In Sachen Klimaschutz kann der CDU-geführten Bundesregierung nicht vertraut werden. Wie eng die derzeitige Politik mit der klimaschädlichen Industrie paktiert, erkennt man sehr gut an einem aktuellen Beispiel. Vor kurzem wurde Sachsens ehemaliger Ministerpräsident Stanislav Tilliich Aufsichtsratschef bei Mibrag. Ausgerechnet dieser Mann leitete die Kohlekomission im Juni 2018 und trug zu dem viel zu späten Ausstiegsdatum 2038 bei. Dass Tillich, nachdem er den Kohleausstieg so geschäftsverträglich wie möglich für die Kohleindustrie geregelt hat, nun direkt beim größten Kohlekonzern Mitteldeutschlands eine Spitzenposition übernimmt, zeigt deutlich, wie tief unsere derzeitige Regierung im Sumpf der Lobbyismus steckt. Solche Politiker sind es, welche einen effizienten Klimaschutz verhindern.

Solange die CDU an der Macht verbleibt, werden wir die Pariser Klimaziele krachend verfehlen. Doch die Große Koalition scheint, dank der Krise in der SPD, möglicherweise zu zerbrechen. Dies könnte unter Umständen sogar zu vorgezogenen Neuwahlen im Dezember führen. Wie ist es allerdings bei den anderen Parteien? Wegen der AfD brauchen wir gar nicht zu schauen, diese haben sich hinterwäldlerische Ignoranz und Wissenschaftsverdrossenheit auf die Fahnen geschrieben. Die Grünen, immerhin als Ökopartei bekannt oder verschrien, streben derzeit dank der Klimafrage gewaltig auf, müssten sich jedoch erst noch in Regierungsverantwortung beweisen. Um eine starke Klimapolitik zu erreichen wird es jedoch nicht reichen die Grünen in die Parlamente zu spülen. Desweiteren muss ein Strukturwandel mit sozialem Ausgleich geschaffen werden, was zumindest im Westen bisher nicht gerade die Stärke grüner Politik war. Es stellt sich dann noch die Frage, ob es die SPD vielleicht sogar schafft sich von der Leine der CDU loszureißen und sogar das Interesse haben könnte soziale Politik zu machen, das wäre ja mal was.

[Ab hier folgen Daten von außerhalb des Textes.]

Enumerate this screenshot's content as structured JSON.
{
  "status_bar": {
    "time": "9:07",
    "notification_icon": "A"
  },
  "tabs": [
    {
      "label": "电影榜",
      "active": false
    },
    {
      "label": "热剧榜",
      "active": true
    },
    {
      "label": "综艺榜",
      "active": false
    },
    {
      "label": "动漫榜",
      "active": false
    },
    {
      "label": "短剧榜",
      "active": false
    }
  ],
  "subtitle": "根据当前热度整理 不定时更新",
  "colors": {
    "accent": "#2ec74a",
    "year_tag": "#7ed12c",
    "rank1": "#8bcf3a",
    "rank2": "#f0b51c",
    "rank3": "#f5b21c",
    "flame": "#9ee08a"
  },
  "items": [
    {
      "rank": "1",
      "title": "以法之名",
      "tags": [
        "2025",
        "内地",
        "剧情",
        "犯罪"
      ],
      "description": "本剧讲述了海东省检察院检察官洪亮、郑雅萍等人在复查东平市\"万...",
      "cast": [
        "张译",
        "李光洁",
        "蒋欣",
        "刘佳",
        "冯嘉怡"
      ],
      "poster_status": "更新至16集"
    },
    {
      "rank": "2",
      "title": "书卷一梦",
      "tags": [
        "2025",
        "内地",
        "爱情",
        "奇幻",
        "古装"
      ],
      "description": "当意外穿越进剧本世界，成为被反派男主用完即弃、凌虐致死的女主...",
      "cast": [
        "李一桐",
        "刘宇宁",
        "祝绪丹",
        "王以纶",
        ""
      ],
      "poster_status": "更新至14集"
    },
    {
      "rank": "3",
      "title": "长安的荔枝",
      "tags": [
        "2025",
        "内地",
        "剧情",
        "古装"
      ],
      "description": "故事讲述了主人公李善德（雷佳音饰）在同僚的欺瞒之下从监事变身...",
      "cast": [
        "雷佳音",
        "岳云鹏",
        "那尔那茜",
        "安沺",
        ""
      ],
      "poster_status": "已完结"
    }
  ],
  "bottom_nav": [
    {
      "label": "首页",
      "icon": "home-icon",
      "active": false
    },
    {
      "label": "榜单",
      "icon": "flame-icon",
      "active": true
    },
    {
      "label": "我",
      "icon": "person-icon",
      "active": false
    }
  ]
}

Bedenken wir jedoch bei all dem Hickhack in der Politik, was wir der Klimabewegung verdanken: Klimapolitik ist das herrschende Thema unserer Zeit. Nur dank dem ununterbrochenen Engagement von Fridays For Future ist der Klimawandel überhaupt erst so tief in das gesellschaftliche Bewusstsein eingebrannt worden. Und genau hier müssen wir ansetzen. Die Klimabewegungen und Umweltschutzverbände müssen treibende und regulierende Kräfte werden. Wir müssen Politiker in Aktionsformen einspannen, gesellschaftliche Aufklärung betreiben, der erneuerbaren Energie unter die Arme greifen und auf einen Strukturwandel mit sozial verträglichen Maßnahmen hinarbeiten. Dafür brauchen wir den Albtraum aller Konservativen: ein links-grünes Bündnis an den Hebeln der Politik mit einer sozial und ökologisch aktiven Gesellschaft im Rücken.  Daher muss sich die Klimabewegung weiter vernetzen, über Grenzen hinweg aktiv sein und auch mit zivilem Ungehorsam geistige Grenzen sprengen. Bisher sind die jungen Menschen auf dem richtigen Weg. Also weiter so und nicht müde werden!